Figure 4. VEGF-A–mediated regulation of mitochondrial ROS production and autophagic responses in the BAT of obese mice.

(A and B) FACS analysis for mitochondrial ROS (MitoSOX; A) and membrane potential (MitoRed with or without CCCP treatment; B) using isolated mitochondria extracted from BAT. (C) Western blot analysis of LC3A/B expression in BAT. The right graph indicates the quantification of LC3A/B-II expression relative to GAPDH-loading control (n = 3). (D and F) Immunofluorescent staining showing mitochondrial membrane protein Tom20 (green) colocalizing with autophagosomal membrane protein LC3 (red) in BAT of mice fed NC or HFHS diet with (F) or without (D) the injection of ad-vegfa or a control adenoviral vector (Con). Representative photomicrograph observed at ×3000 magnification. Scale bar: 3 μm. Merged areas are indicated by white arrows. The graph at right quantifies the number of puncta double stained with Tom20 and LC3 measured on 10 random fields and observed at ×3000 magnification (n = 3). (E and G) Real-time PCR expression of Bnip3 and Map1lc3b in BAT of mice (n = 3–6). (H–J) Western blot analysis of PINK1 (H), Parkin (I), and ubiquitin-conjugated protein (J) expression in isolated mitochondria extracted from BAT of mice. The graphs at right indicate the quantification relative to the expression of the Cox IV loading control (n = 3). In J, the level of ubiquitination is compared with the 25 kDa protein between the groups. Data were analyzed by 2-tailed Student’s t test (C–E and H–J) or ANOVA (F and G). *P < 0.05; **P < 0.01. All values represent the mean ± SEM.

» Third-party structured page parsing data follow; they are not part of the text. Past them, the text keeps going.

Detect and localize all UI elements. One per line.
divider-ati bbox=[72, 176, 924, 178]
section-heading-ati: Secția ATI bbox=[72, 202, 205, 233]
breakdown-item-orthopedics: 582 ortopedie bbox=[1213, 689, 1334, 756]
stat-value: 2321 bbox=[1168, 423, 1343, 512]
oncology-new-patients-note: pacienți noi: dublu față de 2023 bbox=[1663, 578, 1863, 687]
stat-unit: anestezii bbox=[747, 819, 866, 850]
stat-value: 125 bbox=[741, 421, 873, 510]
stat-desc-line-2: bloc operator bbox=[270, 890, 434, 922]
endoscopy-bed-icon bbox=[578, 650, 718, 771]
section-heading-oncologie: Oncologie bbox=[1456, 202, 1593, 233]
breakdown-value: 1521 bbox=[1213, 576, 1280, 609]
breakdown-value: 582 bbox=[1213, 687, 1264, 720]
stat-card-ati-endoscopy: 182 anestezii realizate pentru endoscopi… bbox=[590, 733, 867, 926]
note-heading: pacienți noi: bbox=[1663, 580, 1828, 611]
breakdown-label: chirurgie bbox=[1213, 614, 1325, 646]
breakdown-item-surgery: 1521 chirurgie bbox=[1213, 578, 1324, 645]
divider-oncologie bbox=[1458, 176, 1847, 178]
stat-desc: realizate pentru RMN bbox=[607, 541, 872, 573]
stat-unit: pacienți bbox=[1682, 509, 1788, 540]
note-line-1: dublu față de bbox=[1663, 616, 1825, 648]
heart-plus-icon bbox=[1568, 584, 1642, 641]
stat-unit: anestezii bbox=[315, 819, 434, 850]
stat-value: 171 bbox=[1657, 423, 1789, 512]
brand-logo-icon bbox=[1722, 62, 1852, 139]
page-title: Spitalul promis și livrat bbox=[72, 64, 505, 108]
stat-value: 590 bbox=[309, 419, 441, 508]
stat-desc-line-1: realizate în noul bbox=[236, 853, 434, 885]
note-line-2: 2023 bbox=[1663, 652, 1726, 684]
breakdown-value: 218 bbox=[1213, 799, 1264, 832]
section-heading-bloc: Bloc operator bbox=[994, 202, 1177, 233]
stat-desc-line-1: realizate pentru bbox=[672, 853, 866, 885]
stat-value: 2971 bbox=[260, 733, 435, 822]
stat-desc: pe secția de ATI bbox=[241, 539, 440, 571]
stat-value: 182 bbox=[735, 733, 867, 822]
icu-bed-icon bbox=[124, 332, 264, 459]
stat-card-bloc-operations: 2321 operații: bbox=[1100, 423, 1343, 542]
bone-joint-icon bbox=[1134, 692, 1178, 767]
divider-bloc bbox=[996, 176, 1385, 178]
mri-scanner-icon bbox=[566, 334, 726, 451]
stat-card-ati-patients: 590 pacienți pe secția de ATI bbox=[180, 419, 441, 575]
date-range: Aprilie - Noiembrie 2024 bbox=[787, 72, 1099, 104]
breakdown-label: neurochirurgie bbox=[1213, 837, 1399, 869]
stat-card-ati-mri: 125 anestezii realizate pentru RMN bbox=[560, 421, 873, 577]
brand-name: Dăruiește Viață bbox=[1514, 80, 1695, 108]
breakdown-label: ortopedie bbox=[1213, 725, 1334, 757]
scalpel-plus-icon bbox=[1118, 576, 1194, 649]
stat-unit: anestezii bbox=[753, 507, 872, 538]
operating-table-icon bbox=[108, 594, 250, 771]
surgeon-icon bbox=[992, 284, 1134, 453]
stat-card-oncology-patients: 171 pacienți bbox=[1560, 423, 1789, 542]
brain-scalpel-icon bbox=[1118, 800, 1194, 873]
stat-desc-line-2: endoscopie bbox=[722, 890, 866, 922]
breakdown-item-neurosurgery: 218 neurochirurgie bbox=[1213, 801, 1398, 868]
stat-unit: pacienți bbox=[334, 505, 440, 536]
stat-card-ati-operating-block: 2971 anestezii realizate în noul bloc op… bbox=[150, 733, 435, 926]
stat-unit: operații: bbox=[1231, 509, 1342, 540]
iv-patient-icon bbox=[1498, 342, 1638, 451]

Figure 5. Hypoxia inhibits β-adrenergic signaling.

(A) Relative copy number of Adrb1 and Adrb3 transcript expression in BAT under these experimental conditions (n = 4–5). (B) Relative copy number of Adrb1 and Adrb3 transcript expression in BAT of the KO and WT mice (n = 3–8). (C and D) Western blot analysis of phosphorylated PKA (pPKA Thr197) and total PKA in BAT from mice fed NC or HFHS diet or BAT from aP2-Cre^+/– Vegfa^flox/flox (KO) and control Vegfa^flox/flox mice (WT). Right graphs indicate quantification relative to PKA (for pPKA) and GAPDH-loading control (for PKA) (n = 3). (E) Graphical illustration of the downregulation of adrenergic signaling under conditions of obesity and the proposed positive feedback loop caused by hypoxic conditions. Data were analyzed by 2-tailed Student’s t test (C and D) or ANOVA (A and B). *P < 0.05; **P < 0.01. All values represent the mean ± SEM.